But I have digressed slightly for the task. Haha, sorry I couldn’t resist it. This morning when I was feeling sad he asked me what was up and I did my best to explain finishing off with something along the lines of, and I wish I was more sub, a better sub. He paused and then said to me,
“Yes you are difficult, you don’t take well to tasks, instructions, orders or punishments. As you said yourself, you need to be made to do it. You are not willing to let go on your own, not just anyone can make you submit, you like to be made to submit and so tasks, which you suck at, even if they are for you own good don’t work for you because a repetitive tasks bores you and singular tasks rub you the wrong way, they instantly put your back up because your default is to be defiant.
I say something is good for you, you argue and say no and fight me tooth and nail, I impose my will, you give in, then later on I say how’s that working out and you reluctantly admit I was right.
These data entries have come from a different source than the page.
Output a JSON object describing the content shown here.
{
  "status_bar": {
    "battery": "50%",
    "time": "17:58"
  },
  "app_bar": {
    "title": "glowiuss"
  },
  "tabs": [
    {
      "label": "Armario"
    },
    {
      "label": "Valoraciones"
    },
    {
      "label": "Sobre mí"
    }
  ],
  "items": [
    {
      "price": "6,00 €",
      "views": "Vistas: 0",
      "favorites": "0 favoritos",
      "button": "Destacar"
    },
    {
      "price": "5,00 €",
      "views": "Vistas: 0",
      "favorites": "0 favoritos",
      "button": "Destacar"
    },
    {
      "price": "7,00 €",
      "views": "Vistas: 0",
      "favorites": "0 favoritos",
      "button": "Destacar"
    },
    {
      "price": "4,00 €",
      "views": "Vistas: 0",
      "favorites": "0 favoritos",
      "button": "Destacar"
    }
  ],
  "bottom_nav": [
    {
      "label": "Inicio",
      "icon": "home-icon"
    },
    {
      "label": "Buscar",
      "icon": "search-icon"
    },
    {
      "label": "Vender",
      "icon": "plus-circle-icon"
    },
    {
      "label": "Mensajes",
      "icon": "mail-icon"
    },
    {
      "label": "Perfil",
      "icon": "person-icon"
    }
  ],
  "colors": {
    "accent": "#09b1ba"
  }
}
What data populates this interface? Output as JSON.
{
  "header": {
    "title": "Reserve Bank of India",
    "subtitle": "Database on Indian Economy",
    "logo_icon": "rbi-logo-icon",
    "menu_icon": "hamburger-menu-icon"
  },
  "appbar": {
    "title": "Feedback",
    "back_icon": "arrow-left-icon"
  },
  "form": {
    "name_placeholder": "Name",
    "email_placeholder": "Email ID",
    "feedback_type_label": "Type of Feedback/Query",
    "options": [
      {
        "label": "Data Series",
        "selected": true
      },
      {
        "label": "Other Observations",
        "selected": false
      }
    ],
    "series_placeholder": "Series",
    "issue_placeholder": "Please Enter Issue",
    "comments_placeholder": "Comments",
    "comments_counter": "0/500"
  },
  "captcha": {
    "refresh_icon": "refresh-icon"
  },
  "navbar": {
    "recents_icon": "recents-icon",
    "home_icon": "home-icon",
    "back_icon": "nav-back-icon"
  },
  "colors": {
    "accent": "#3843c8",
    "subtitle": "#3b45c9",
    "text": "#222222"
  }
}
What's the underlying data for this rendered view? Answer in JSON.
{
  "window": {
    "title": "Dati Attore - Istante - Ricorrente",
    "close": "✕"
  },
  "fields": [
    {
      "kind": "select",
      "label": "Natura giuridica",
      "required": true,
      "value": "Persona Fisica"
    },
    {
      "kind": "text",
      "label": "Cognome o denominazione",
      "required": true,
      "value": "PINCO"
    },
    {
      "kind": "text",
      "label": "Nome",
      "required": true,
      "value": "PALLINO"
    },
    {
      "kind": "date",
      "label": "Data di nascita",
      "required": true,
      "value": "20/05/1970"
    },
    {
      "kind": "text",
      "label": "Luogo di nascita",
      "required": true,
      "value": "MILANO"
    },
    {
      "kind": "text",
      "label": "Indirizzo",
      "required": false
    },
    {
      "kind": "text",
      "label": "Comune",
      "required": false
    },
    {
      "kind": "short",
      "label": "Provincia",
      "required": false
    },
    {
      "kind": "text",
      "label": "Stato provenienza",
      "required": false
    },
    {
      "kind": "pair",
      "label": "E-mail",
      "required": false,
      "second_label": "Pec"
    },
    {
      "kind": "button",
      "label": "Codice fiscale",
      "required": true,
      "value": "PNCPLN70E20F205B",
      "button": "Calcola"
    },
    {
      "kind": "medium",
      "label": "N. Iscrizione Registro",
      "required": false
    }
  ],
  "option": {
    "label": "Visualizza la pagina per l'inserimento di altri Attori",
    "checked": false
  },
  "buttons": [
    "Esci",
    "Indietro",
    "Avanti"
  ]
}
This is the story of our WHOLE relationship!
You are a challenge and I love a damn good challenge.”
By the end of it I was not longer sad, in fact I was giggling because he knows me so well, because I am so lucky I found a man who has enough balls and maybe most importantly all of the patience to take on my particular brand of submission and because I realised Cara’s posts shouldn’t make me sad but happy because she is not me and I am not her and that is a thing to be celebrated.